—Che! arrivo tardi;—rispose il frate scudiero.—Non vedete come scappano?
—Per andar fuori del tiro, sì; ma ora voleranno sassi, mio caro.
—E allora sotto, prima che pensino a farci fare la fine di Golía.
—Sì, sotto, sotto!—gridarono i cavalieri venuti in soccorso.—Ma da che parte si comincia?
—Di qua!—rispose il capitano, additando verso il coro della chiesa.—Si faticherà di più, risalendo la strada; ma avremo libere le case nostre, e ci saremo anche accostati al palazzo del governatore. Messer Roccabertino non vorrà mica starsene con le mani alla cintola.—
Consigliava bene, il capitano Fiesco. E la caccia, incominciata di là, ebbe l’effetto di spinger la folla sotto gli arcieri della guardia, già usciti dal palazzo al rumore della zuffa. Messer Roccabertino (ritornato da Acqui, manco male!) occupò con la sua gente il campo di battaglia. Non c’erano morti; ma i feriti abbondavano. E furono rimandati alle case loro quei che potevano andarci; gli altri portati a braccia, aiutando gli stessi cittadini, che per tal modo si levarono più presto di lì.
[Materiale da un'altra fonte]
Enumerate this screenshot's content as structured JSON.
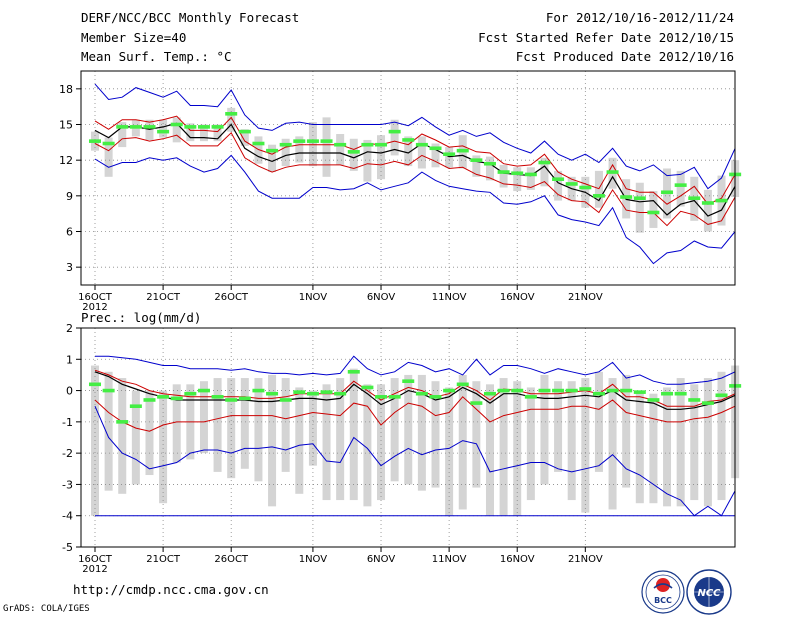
{
  "header": {
    "title": "DERF/NCC/BCC Monthly Forecast",
    "member": "Member Size=40",
    "variable": "Mean Surf. Temp.: °C",
    "period": "For 2012/10/16-2012/11/24",
    "started": "Fcst Started Refer Date 2012/10/15",
    "produced": "Fcst Produced Date 2012/10/16"
  },
  "footer": {
    "url": "http://cmdp.ncc.cma.gov.cn",
    "grads": "GrADS: COLA/IGES",
    "logo1_text": "BCC",
    "logo2_text": "NCC"
  },
  "colors": {
    "envelope": "#0000cc",
    "spread": "#cc0000",
    "mean": "#000000",
    "median": "#44ee44",
    "box": "#d4d4d4",
    "grid": "#888888"
  },
  "chart_data": [
    {
      "type": "line",
      "title": "Mean Surf. Temp.: °C",
      "x_start": "2012-10-16",
      "x_tick_labels": [
        "16OCT",
        "21OCT",
        "26OCT",
        "1NOV",
        "6NOV",
        "11NOV",
        "16NOV",
        "21NOV"
      ],
      "x_tick_days": [
        1,
        6,
        11,
        17,
        22,
        27,
        32,
        37
      ],
      "x_year_label": "2012",
      "y_ticks": [
        3,
        6,
        9,
        12,
        15,
        18
      ],
      "ylim": [
        1.5,
        19.5
      ],
      "grid": true,
      "series": [
        {
          "name": "max",
          "values": [
            18.4,
            17.1,
            17.3,
            18.1,
            17.7,
            17.3,
            17.8,
            16.6,
            16.6,
            16.5,
            17.9,
            15.8,
            14.7,
            14.5,
            15.1,
            15.2,
            15.0,
            15.0,
            15.0,
            15.0,
            15.0,
            15.0,
            15.2,
            14.9,
            15.6,
            14.8,
            14.1,
            14.5,
            14.0,
            14.3,
            13.5,
            13.0,
            12.6,
            13.6,
            12.5,
            12.0,
            12.5,
            11.8,
            13.0,
            11.5,
            11.1,
            11.6,
            10.7,
            10.8,
            11.4,
            9.6,
            10.5,
            13.0
          ]
        },
        {
          "name": "p75",
          "values": [
            15.3,
            14.6,
            15.4,
            15.4,
            15.2,
            15.4,
            15.7,
            14.5,
            14.5,
            14.4,
            15.6,
            13.6,
            12.9,
            12.5,
            13.1,
            13.3,
            13.3,
            13.3,
            13.3,
            12.9,
            13.4,
            13.3,
            13.6,
            13.3,
            14.2,
            13.7,
            13.1,
            13.2,
            12.7,
            12.6,
            11.7,
            11.5,
            11.6,
            12.5,
            11.0,
            10.4,
            10.0,
            9.6,
            11.6,
            9.6,
            9.3,
            9.3,
            8.3,
            9.0,
            9.8,
            8.3,
            8.8,
            10.8
          ]
        },
        {
          "name": "mean",
          "values": [
            14.5,
            13.9,
            14.8,
            14.8,
            14.6,
            14.8,
            15.1,
            13.9,
            13.9,
            13.8,
            15.0,
            13.0,
            12.3,
            11.9,
            12.4,
            12.6,
            12.6,
            12.6,
            12.6,
            12.2,
            12.7,
            12.6,
            12.9,
            12.6,
            13.4,
            12.9,
            12.3,
            12.4,
            11.9,
            11.7,
            10.9,
            10.8,
            10.7,
            11.5,
            10.1,
            9.6,
            9.3,
            8.6,
            10.6,
            8.7,
            8.5,
            8.6,
            7.4,
            8.3,
            8.6,
            7.3,
            7.8,
            9.8
          ]
        },
        {
          "name": "p25",
          "values": [
            13.4,
            12.8,
            13.8,
            13.9,
            13.6,
            13.8,
            14.1,
            13.2,
            13.2,
            13.2,
            14.3,
            12.2,
            11.5,
            11.0,
            11.4,
            11.6,
            11.6,
            11.6,
            11.6,
            11.3,
            11.7,
            11.6,
            11.9,
            11.6,
            12.4,
            11.9,
            11.3,
            11.4,
            10.8,
            10.5,
            10.0,
            9.9,
            9.7,
            10.2,
            9.1,
            8.6,
            8.5,
            7.6,
            9.5,
            7.8,
            7.6,
            7.6,
            6.5,
            7.7,
            7.4,
            6.6,
            6.9,
            8.9
          ]
        },
        {
          "name": "min",
          "values": [
            12.1,
            11.4,
            11.8,
            11.8,
            12.2,
            12.0,
            12.2,
            11.5,
            11.0,
            11.3,
            12.4,
            11.0,
            9.4,
            8.8,
            8.8,
            8.8,
            9.7,
            9.7,
            9.5,
            9.6,
            10.1,
            9.5,
            9.8,
            10.1,
            11.0,
            10.3,
            9.8,
            9.6,
            9.4,
            9.3,
            8.4,
            8.3,
            8.5,
            9.0,
            7.4,
            7.0,
            6.8,
            6.5,
            8.0,
            5.5,
            4.7,
            3.3,
            4.2,
            4.4,
            5.2,
            4.7,
            4.6,
            6.0
          ]
        },
        {
          "name": "median",
          "values": [
            13.6,
            13.4,
            14.8,
            14.8,
            14.8,
            14.4,
            15.0,
            14.8,
            14.8,
            14.8,
            15.9,
            14.4,
            13.4,
            12.8,
            13.3,
            13.6,
            13.6,
            13.6,
            13.3,
            12.7,
            13.3,
            13.3,
            14.4,
            13.7,
            13.3,
            13.0,
            12.5,
            12.8,
            12.0,
            11.7,
            11.0,
            10.9,
            10.8,
            11.8,
            10.4,
            10.0,
            9.7,
            9.0,
            11.0,
            8.9,
            8.8,
            7.6,
            9.3,
            9.9,
            8.8,
            8.4,
            8.6,
            10.8
          ]
        },
        {
          "name": "box_high",
          "values": [
            14.4,
            13.9,
            15.2,
            15.4,
            15.4,
            15.4,
            15.6,
            15.1,
            15.0,
            15.0,
            16.4,
            14.6,
            14.0,
            13.3,
            13.8,
            14.0,
            15.2,
            15.6,
            14.2,
            13.8,
            13.7,
            14.1,
            15.4,
            14.0,
            14.0,
            13.4,
            13.1,
            14.1,
            12.4,
            12.3,
            11.6,
            11.4,
            11.4,
            12.2,
            11.1,
            10.6,
            10.6,
            11.1,
            12.2,
            10.4,
            10.1,
            9.4,
            11.3,
            11.1,
            10.6,
            9.5,
            10.7,
            12.0
          ]
        },
        {
          "name": "box_low",
          "values": [
            12.8,
            10.6,
            13.1,
            14.0,
            13.7,
            13.9,
            13.5,
            13.6,
            13.6,
            13.6,
            14.4,
            13.2,
            11.7,
            11.0,
            11.5,
            11.8,
            11.5,
            10.6,
            11.6,
            11.1,
            10.2,
            10.4,
            12.4,
            11.5,
            11.3,
            11.4,
            11.4,
            11.3,
            10.6,
            10.3,
            9.7,
            9.4,
            9.5,
            9.8,
            8.6,
            8.6,
            8.0,
            8.0,
            9.6,
            7.1,
            5.9,
            6.3,
            7.1,
            8.1,
            6.9,
            6.0,
            6.5,
            8.9
          ]
        }
      ]
    },
    {
      "type": "line",
      "title": "Prec.: log(mm/d)",
      "x_start": "2012-10-16",
      "x_tick_labels": [
        "16OCT",
        "21OCT",
        "26OCT",
        "1NOV",
        "6NOV",
        "11NOV",
        "16NOV",
        "21NOV"
      ],
      "x_tick_days": [
        1,
        6,
        11,
        17,
        22,
        27,
        32,
        37
      ],
      "x_year_label": "2012",
      "y_ticks": [
        -5,
        -4,
        -3,
        -2,
        -1,
        0,
        1,
        2
      ],
      "ylim": [
        -5,
        2
      ],
      "grid": true,
      "series": [
        {
          "name": "max",
          "values": [
            1.1,
            1.1,
            1.05,
            1.0,
            0.9,
            0.8,
            0.8,
            0.7,
            0.7,
            0.7,
            0.65,
            0.7,
            0.6,
            0.55,
            0.55,
            0.5,
            0.55,
            0.5,
            0.55,
            1.1,
            0.7,
            0.5,
            0.6,
            0.9,
            0.8,
            0.6,
            0.7,
            0.5,
            1.0,
            0.5,
            0.8,
            0.8,
            0.7,
            0.55,
            0.7,
            0.6,
            0.5,
            0.6,
            0.9,
            0.4,
            0.5,
            0.3,
            0.2,
            0.2,
            0.25,
            0.3,
            0.4,
            0.6
          ]
        },
        {
          "name": "p75",
          "values": [
            0.65,
            0.5,
            0.3,
            0.2,
            0.0,
            -0.1,
            -0.15,
            -0.2,
            -0.2,
            -0.2,
            -0.2,
            -0.2,
            -0.25,
            -0.25,
            -0.2,
            -0.1,
            -0.1,
            -0.1,
            -0.1,
            0.3,
            0.0,
            -0.3,
            -0.1,
            0.1,
            0.0,
            -0.2,
            -0.1,
            0.2,
            0.0,
            -0.3,
            0.05,
            0.0,
            -0.1,
            -0.1,
            -0.1,
            -0.05,
            0.0,
            -0.1,
            0.2,
            -0.2,
            -0.2,
            -0.3,
            -0.5,
            -0.5,
            -0.5,
            -0.35,
            -0.3,
            -0.1
          ]
        },
        {
          "name": "mean",
          "values": [
            0.6,
            0.45,
            0.2,
            0.05,
            -0.1,
            -0.2,
            -0.3,
            -0.3,
            -0.3,
            -0.3,
            -0.3,
            -0.3,
            -0.35,
            -0.35,
            -0.3,
            -0.25,
            -0.25,
            -0.3,
            -0.25,
            0.2,
            -0.1,
            -0.45,
            -0.25,
            0.0,
            -0.1,
            -0.3,
            -0.2,
            0.1,
            -0.1,
            -0.4,
            -0.1,
            -0.1,
            -0.2,
            -0.25,
            -0.25,
            -0.2,
            -0.15,
            -0.2,
            0.0,
            -0.3,
            -0.35,
            -0.4,
            -0.6,
            -0.6,
            -0.55,
            -0.45,
            -0.35,
            -0.15
          ]
        },
        {
          "name": "p25",
          "values": [
            -0.3,
            -0.7,
            -1.0,
            -1.2,
            -1.3,
            -1.1,
            -1.0,
            -1.0,
            -1.0,
            -0.9,
            -0.8,
            -0.8,
            -0.8,
            -0.8,
            -0.9,
            -0.8,
            -0.7,
            -0.75,
            -0.8,
            -0.4,
            -0.5,
            -1.1,
            -0.7,
            -0.4,
            -0.5,
            -0.8,
            -0.7,
            -0.2,
            -0.6,
            -1.0,
            -0.8,
            -0.7,
            -0.6,
            -0.6,
            -0.6,
            -0.5,
            -0.5,
            -0.6,
            -0.3,
            -0.7,
            -0.8,
            -0.9,
            -1.0,
            -1.0,
            -0.9,
            -0.85,
            -0.7,
            -0.5
          ]
        },
        {
          "name": "min",
          "values": [
            -0.5,
            -1.5,
            -2.0,
            -2.2,
            -2.5,
            -2.4,
            -2.3,
            -2.0,
            -1.9,
            -1.9,
            -2.0,
            -1.85,
            -1.85,
            -1.8,
            -1.9,
            -1.75,
            -1.7,
            -2.25,
            -2.3,
            -1.5,
            -1.85,
            -2.4,
            -2.1,
            -1.85,
            -2.05,
            -1.9,
            -1.85,
            -1.6,
            -1.7,
            -2.6,
            -2.5,
            -2.4,
            -2.3,
            -2.3,
            -2.5,
            -2.6,
            -2.5,
            -2.4,
            -2.05,
            -2.5,
            -2.7,
            -3.0,
            -3.3,
            -3.5,
            -4.0,
            -3.7,
            -4.0,
            -3.2
          ]
        },
        {
          "name": "median",
          "values": [
            0.2,
            0.0,
            -1.0,
            -0.5,
            -0.3,
            -0.2,
            -0.25,
            -0.1,
            0.0,
            -0.2,
            -0.3,
            -0.25,
            0.0,
            -0.1,
            -0.3,
            -0.05,
            -0.1,
            -0.05,
            -0.1,
            0.6,
            0.1,
            -0.2,
            -0.2,
            0.3,
            -0.1,
            -0.2,
            0.0,
            0.2,
            -0.4,
            -0.1,
            0.0,
            0.0,
            -0.2,
            0.0,
            0.0,
            0.0,
            0.05,
            -0.1,
            0.0,
            0.0,
            -0.05,
            -0.3,
            -0.1,
            -0.1,
            -0.3,
            -0.4,
            -0.15,
            0.15
          ]
        },
        {
          "name": "box_high",
          "values": [
            0.8,
            0.6,
            0.4,
            0.0,
            0.0,
            0.0,
            0.2,
            0.2,
            0.3,
            0.4,
            0.4,
            0.4,
            0.4,
            0.5,
            0.4,
            0.1,
            0.0,
            0.2,
            0.4,
            0.7,
            0.2,
            0.2,
            0.4,
            0.5,
            0.5,
            0.3,
            0.1,
            0.5,
            0.3,
            0.2,
            0.4,
            0.3,
            0.1,
            0.5,
            0.3,
            0.3,
            0.4,
            0.6,
            0.4,
            0.5,
            0.0,
            -0.1,
            0.1,
            0.4,
            0.2,
            0.4,
            0.6,
            0.8
          ]
        },
        {
          "name": "box_low",
          "values": [
            -4.0,
            -3.2,
            -3.3,
            -3.0,
            -2.7,
            -3.6,
            -2.3,
            -2.2,
            -2.0,
            -2.6,
            -2.8,
            -2.5,
            -2.9,
            -3.7,
            -2.6,
            -3.3,
            -2.4,
            -3.5,
            -3.5,
            -3.5,
            -3.7,
            -3.5,
            -2.9,
            -3.0,
            -3.2,
            -3.1,
            -4.0,
            -3.8,
            -3.1,
            -4.0,
            -4.0,
            -4.0,
            -3.5,
            -3.0,
            -2.6,
            -3.5,
            -3.9,
            -2.6,
            -3.8,
            -3.1,
            -3.6,
            -3.6,
            -3.7,
            -3.7,
            -3.5,
            -3.7,
            -3.5,
            -2.8
          ]
        }
      ]
    }
  ]
}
Mezz’ora dopo, tranne le chiazze di sangue che imbrattavano il selciato, si vedeva piazza pulita.
Sciolto l’assembramento, e chetate alla meglio le ire cittadine, venne la volta di una severa inchiesta. L’inchiesta, si sa, è sempre severa. Il capitano Fiesco, eroe della giornata, non aveva nulla da nascondere; narrò tutto per filo e per segno. Nè dal suo racconto dissentì troppo quello che narrava il Ghiglione, mostrando il suo braccio affettato. Il naso rotto del Polceverasco era andato a farsi ristagnare il sangue alla fontana di Soziglia, nè fu il caso di chiamarlo in giudizio. Degli altri feriti la prudenza del luogotenente aveva anticipatamente sottratti a quel sommario processo i guasti e le querele. La giornata era tutta a vantaggio dei Fieschi; e i Fieschi, amici del governo di Francia, non si potevano trattar troppo male; tanto più ch’erano stati provocati. Anche l’eccelso Gian Aloise, avvertito in fretta dell’accaduto, era sceso dalla sua ròcca di Vialata con un drappello di cavalieri, e portava a palazzo il peso della sua autorità. Raccomandava anch’egli concordia; voleva anch’egli giustizia; ma sopra tutto che si levasse ogni argomento di nuove dissensioni in città, insegnando a tutti il rispetto delle leggi. Intanto lodava il cugino, che non si era lasciato sopraffare, mostrando come i Fieschi si sapessero guardare da sè contro le violenze dei mascalzoni.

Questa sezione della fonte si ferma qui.